La Asociación de Jubilados y Pensionados del Municipio de Juárez vive momentos de indignación y tensión interna, luego de que se hiciera público que dos exregidores del Ayuntamiento —José Alfredo Ramírez Rentería y Ma. Eugenia García Hernández— recuperaron pensiones “estratosféricas” que habían sido suspendidas por presuntas irregularidades, despertando el repudio generalizado entre jubilados que por años han trabajado con bajos salarios y condiciones precarias.
Los inconformes acusan que las pensiones de entre 300 mil y 500 mil pesos anuales, libres de impuestos, fueron obtenidas mediante fraude procesal, tráfico de influencias y el aprovechamiento indebido de sus cargos como funcionarios de elección popular. “Mientras en Querétaro se castiga a quienes abusan del sistema de jubilaciones, aquí en Chihuahua se les premia y se legalizan sus abusivas acciones”, comentó un jubilado indignado que pidió reservar su identidad.
La molestia se disparó cuando ambos exregidores comenzaron a presentarse nuevamente en las reuniones de la Asociación, presumiendo la restitución de sus pensiones como si se tratara de un logro admirable.
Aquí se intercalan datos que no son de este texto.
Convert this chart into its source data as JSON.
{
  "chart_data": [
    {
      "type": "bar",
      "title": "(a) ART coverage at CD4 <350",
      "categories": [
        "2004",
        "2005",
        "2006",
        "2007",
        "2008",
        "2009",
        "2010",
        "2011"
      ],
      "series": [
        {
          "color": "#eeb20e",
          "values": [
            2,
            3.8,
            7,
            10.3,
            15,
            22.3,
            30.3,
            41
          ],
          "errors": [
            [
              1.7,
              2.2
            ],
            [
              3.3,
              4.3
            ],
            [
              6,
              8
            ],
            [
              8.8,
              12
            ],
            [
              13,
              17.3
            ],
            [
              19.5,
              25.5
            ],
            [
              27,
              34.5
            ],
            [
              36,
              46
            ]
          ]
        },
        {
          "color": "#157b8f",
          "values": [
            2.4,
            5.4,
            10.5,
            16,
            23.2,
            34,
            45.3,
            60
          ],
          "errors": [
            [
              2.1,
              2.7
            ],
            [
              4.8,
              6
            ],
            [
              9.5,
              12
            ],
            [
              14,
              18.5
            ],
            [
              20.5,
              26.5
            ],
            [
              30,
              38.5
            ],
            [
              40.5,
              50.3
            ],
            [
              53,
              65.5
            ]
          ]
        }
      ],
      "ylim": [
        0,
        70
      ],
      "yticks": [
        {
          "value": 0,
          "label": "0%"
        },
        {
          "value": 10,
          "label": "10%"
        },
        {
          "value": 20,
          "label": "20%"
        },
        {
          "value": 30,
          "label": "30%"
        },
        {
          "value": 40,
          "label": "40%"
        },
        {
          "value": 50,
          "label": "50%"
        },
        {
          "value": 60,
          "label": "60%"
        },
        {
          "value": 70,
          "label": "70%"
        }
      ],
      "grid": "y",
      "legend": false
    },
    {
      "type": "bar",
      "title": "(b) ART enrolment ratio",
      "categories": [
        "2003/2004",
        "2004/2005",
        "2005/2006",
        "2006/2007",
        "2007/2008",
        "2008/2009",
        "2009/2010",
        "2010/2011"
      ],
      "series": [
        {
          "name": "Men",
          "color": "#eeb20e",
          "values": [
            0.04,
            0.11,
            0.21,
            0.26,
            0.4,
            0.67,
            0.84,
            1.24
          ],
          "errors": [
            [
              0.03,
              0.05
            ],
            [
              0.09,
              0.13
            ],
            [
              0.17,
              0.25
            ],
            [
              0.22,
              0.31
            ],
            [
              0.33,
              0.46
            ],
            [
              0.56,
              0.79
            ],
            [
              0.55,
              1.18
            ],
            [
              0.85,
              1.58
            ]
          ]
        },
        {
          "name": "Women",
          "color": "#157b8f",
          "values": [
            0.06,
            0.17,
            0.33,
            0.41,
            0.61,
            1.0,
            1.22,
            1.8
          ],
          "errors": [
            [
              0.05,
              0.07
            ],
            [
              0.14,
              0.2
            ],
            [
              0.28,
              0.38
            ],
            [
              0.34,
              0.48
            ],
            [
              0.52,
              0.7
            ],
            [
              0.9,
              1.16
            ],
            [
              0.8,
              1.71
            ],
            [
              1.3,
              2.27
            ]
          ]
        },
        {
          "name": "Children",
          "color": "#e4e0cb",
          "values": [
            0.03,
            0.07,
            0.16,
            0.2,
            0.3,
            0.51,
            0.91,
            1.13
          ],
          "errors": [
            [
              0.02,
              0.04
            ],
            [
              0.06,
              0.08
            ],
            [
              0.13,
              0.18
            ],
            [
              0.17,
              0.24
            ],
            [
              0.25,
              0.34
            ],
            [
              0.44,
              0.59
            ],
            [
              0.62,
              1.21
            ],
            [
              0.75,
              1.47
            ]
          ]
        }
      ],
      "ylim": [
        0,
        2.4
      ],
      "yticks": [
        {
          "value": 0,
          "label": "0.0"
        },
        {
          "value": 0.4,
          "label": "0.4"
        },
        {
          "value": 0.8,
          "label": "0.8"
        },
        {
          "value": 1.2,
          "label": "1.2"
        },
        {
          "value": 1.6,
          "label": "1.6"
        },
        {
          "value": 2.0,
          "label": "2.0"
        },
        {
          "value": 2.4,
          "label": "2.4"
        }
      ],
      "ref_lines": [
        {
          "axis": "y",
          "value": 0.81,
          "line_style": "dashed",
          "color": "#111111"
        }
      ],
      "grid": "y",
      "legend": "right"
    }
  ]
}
Según versiones de los propios jubilados, los beneficiarios habrían hecho pasar como antigüedad laboral los tres años que ocuparon su cargo como regidores, a pesar de que el Artículo 5 del Reglamento de Pensiones y Jubilaciones del Municipio de Juárez prohíbe explícitamente que el presidente municipal, los regidores y el síndico aporten al fondo de pensiones, ya que su función es de carácter político-electoral y no laboral.
“Es ofensivo. Nosotros trabajamos toda una vida y nos dan pensiones que apenas alcanzan para sobrevivir, mientras ellos, en tres años y sin cumplir los requisitos, se llevan cantidades millonarias”, declaró otro jubilado que formó parte del movimiento que denunció este caso hace cinco años ante la administración del entonces alcalde Armando Cabada Alvídrez.
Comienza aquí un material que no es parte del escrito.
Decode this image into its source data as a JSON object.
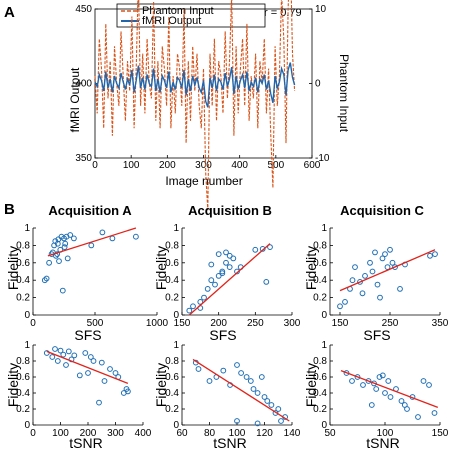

Fue esa misma administración la que ordenó la suspensión de las pensiones y consignó el expediente ante el Tribunal Estatal de Justicia Administrativa (TEJA), argumentando irregularidades claras. Sin embargo, en una polémica decisión reciente, el magistrado Alejandro Tavares Calderón del TEJA ordenó la restitución de los pagos sin que se aclararan los motivos que justificaran esa resolución, generando dudas sobre posibles actos de corrupción dentro del propio tribunal.
Ante la polémica, este medio intentó obtener la postura del presidente de la Asociación de Jubilados, quien inicialmente se reservó sus comentarios, aunque más adelante admitió que, de confirmarse los señalamientos, “sería gravísimo, por lo delicado que es haber adquirido un pago vitalicio de manera fraudulenta y sin merecerlo”. No obstante, subrayó que la Asociación no tiene facultades legales para suspender, investigar o revocar jubilaciones, ya que esa responsabilidad recae en las autoridades municipales y estatales.
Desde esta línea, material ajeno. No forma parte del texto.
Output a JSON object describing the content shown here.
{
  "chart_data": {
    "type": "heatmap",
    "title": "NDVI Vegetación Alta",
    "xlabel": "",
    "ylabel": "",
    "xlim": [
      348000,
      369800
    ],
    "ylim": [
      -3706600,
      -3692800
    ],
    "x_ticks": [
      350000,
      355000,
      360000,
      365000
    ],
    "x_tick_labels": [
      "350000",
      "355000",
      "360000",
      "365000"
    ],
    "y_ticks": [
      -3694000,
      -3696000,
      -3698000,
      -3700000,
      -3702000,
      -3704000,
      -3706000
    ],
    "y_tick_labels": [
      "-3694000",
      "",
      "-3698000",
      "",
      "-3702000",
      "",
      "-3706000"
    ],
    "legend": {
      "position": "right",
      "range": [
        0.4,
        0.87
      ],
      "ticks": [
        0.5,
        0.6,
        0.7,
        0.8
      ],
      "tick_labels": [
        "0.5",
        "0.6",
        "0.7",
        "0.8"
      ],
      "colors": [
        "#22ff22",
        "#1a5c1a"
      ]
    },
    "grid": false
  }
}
La situación ha provocado un llamado urgente para que el Ayuntamiento de Ciudad Juárez interponga una denuncia formal ante la Fiscalía Anticorrupción del Estado, con el objetivo de abrir una investigación penal por presuntos delitos como fraude procesal, tráfico de influencias, enriquecimiento ilícito y daño patrimonial al erario público. Además, se espera que se denuncie también ante el órgano de control del TEJA por la emisión del acuerdo de restitución que jubilados califican como “cosa juzgada fraudulenta”.
“El dinero público no debe ser botín político”, concluyó un integrante de la Asociación. “Estos actos deben ser sancionados con todo el peso de la ley, no sólo para hacer justicia, sino para evitar que el sistema de pensiones siga siendo vulnerado por intereses personales”.
Por ahora, la comunidad de jubilados se encuentra organizando una posible manifestación y solicitando la intervención de la Auditoría Superior del Estado para auditar este caso. La exigencia central es clara: justicia, rendición de cuentas y el fin de privilegios disfrazados de derechos.